For the longer term investors out there - and there are a lot of people who wish they could be long term but don't dare do it - we have some charts this week that may serve to interest you. They may not make you happy, however.
As you all know, my proprietary indicator, the "MRO" or Market Reversal Oscillator may be used with data of any periodicity - daily closes, weekly closes or monthly closes.

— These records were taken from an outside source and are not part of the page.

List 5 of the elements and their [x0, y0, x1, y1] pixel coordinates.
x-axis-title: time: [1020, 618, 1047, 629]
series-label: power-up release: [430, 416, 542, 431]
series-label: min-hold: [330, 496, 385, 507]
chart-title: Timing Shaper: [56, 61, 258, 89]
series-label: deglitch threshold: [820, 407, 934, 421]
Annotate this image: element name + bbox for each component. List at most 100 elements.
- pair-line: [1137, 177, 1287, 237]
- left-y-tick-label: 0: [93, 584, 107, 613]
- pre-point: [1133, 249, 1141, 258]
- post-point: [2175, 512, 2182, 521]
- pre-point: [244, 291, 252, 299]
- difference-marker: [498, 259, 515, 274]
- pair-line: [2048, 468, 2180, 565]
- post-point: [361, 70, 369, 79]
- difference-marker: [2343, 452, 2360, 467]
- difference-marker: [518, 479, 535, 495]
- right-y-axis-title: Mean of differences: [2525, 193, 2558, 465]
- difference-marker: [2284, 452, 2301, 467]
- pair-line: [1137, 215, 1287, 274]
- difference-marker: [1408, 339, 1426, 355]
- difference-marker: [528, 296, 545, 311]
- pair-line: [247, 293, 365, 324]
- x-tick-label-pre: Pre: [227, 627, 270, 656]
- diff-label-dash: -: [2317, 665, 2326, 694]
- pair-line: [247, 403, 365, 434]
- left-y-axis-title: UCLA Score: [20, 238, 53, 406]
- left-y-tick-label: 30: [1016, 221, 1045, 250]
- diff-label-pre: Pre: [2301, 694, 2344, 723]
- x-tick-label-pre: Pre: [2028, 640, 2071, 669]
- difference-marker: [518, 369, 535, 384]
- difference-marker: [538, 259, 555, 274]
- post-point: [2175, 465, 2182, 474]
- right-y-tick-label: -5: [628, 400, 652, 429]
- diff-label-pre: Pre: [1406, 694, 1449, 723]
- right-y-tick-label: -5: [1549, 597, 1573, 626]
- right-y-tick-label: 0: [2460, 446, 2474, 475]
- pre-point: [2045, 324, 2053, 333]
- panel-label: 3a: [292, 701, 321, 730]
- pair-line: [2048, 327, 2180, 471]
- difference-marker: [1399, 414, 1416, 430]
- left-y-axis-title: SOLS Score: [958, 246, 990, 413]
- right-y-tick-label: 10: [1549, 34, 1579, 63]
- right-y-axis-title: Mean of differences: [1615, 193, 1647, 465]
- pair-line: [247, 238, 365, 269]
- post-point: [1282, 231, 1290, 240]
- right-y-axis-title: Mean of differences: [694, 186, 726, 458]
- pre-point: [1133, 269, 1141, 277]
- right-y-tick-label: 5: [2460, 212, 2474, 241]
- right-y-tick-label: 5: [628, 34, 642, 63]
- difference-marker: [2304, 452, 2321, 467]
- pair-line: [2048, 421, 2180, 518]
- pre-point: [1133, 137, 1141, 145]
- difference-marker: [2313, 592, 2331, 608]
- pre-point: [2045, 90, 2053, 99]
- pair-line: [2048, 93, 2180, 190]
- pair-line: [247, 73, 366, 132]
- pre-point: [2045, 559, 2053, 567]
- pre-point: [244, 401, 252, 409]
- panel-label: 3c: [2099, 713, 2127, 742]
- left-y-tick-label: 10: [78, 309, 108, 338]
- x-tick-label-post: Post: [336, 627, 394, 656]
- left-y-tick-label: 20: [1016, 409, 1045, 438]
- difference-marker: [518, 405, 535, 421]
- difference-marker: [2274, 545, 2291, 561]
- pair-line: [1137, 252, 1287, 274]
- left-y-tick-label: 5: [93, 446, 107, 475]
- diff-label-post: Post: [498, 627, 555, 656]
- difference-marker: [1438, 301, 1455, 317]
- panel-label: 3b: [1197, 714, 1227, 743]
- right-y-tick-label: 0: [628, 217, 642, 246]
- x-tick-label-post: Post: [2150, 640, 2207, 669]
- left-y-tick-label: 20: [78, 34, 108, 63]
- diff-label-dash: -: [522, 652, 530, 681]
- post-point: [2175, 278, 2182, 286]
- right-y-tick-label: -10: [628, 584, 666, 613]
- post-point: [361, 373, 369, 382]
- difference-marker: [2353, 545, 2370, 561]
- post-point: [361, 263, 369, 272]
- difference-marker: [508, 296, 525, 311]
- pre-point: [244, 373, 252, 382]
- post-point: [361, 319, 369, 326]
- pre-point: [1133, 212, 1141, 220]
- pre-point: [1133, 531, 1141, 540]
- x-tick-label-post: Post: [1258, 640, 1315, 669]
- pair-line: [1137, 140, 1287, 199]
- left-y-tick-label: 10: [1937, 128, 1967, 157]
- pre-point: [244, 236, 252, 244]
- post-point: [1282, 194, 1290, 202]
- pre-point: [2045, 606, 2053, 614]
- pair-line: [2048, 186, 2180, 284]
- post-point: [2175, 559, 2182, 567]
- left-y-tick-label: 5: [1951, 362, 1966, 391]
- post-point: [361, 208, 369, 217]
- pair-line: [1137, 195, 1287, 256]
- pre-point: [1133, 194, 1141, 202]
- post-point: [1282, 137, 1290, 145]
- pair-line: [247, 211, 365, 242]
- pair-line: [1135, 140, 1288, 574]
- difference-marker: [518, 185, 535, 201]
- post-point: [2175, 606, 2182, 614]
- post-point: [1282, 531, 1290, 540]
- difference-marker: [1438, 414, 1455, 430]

I combine the MRO with a 5 period MA and the common %R indicator to provide both buy and sell points for anything that returns a high, low and close.
This time we look at the long end of the period, using monthly data and the scary picture it paints.
First, lets look at VTI (which I use as the broadest general market tradable ETF) plotted on a monthly basis.
This shows the top of the Bull Market that ended back in November of 2007, the following start of a secular Bear Market and the correction to that Bear that started in late March of 2009. As of today, I got a valid Sell on this correction which I think will start a move to attempt to take out the lows of the last correction (i.e. the next leg down of what may prove to be a Super Bear Market, the bottom of which we have yet to see).
Looking at any broad market indicator - QQQQ, DIA, etc. tells the same exact story.
To verify this somewhat, I ran a few contra-stock ETF's to see what they were teling us in the long scheme of things.
Here's a DOG for you - no leash, no muzzle - just fangs barred. The next two stocks are displayed as weekly charts as the data on them is limited.
The MRO provided a long term BUY on this Bear loving ETF the first week of May and the stock is making a run at to see if it can better the whipsaw high back in February. I'll be it does.
Next, the same Bearish stock for the Nasdaq, PSQ.
This stock is showing much more strength to the upside than it did back in February and the MRO has just gone below zero - a very bullish situation in the intermediate term (bullish for the bear, that is).
To sum up, when you review VTI plotted with monthly data and hence quite a long term outlook and prediction, note that it only gives a signal every few years and is not to be ignored. If you make note of the high/low range of this chart (i.e. the high and low for the month) you can see where shorter term traders make their money trading within the high/low ranges. That's where I usually dwell as do most traders.
In this case, however, as of today, yours truly is increasing his defensive stance and I'm taking a position of extreme caution on any long positions within the general market.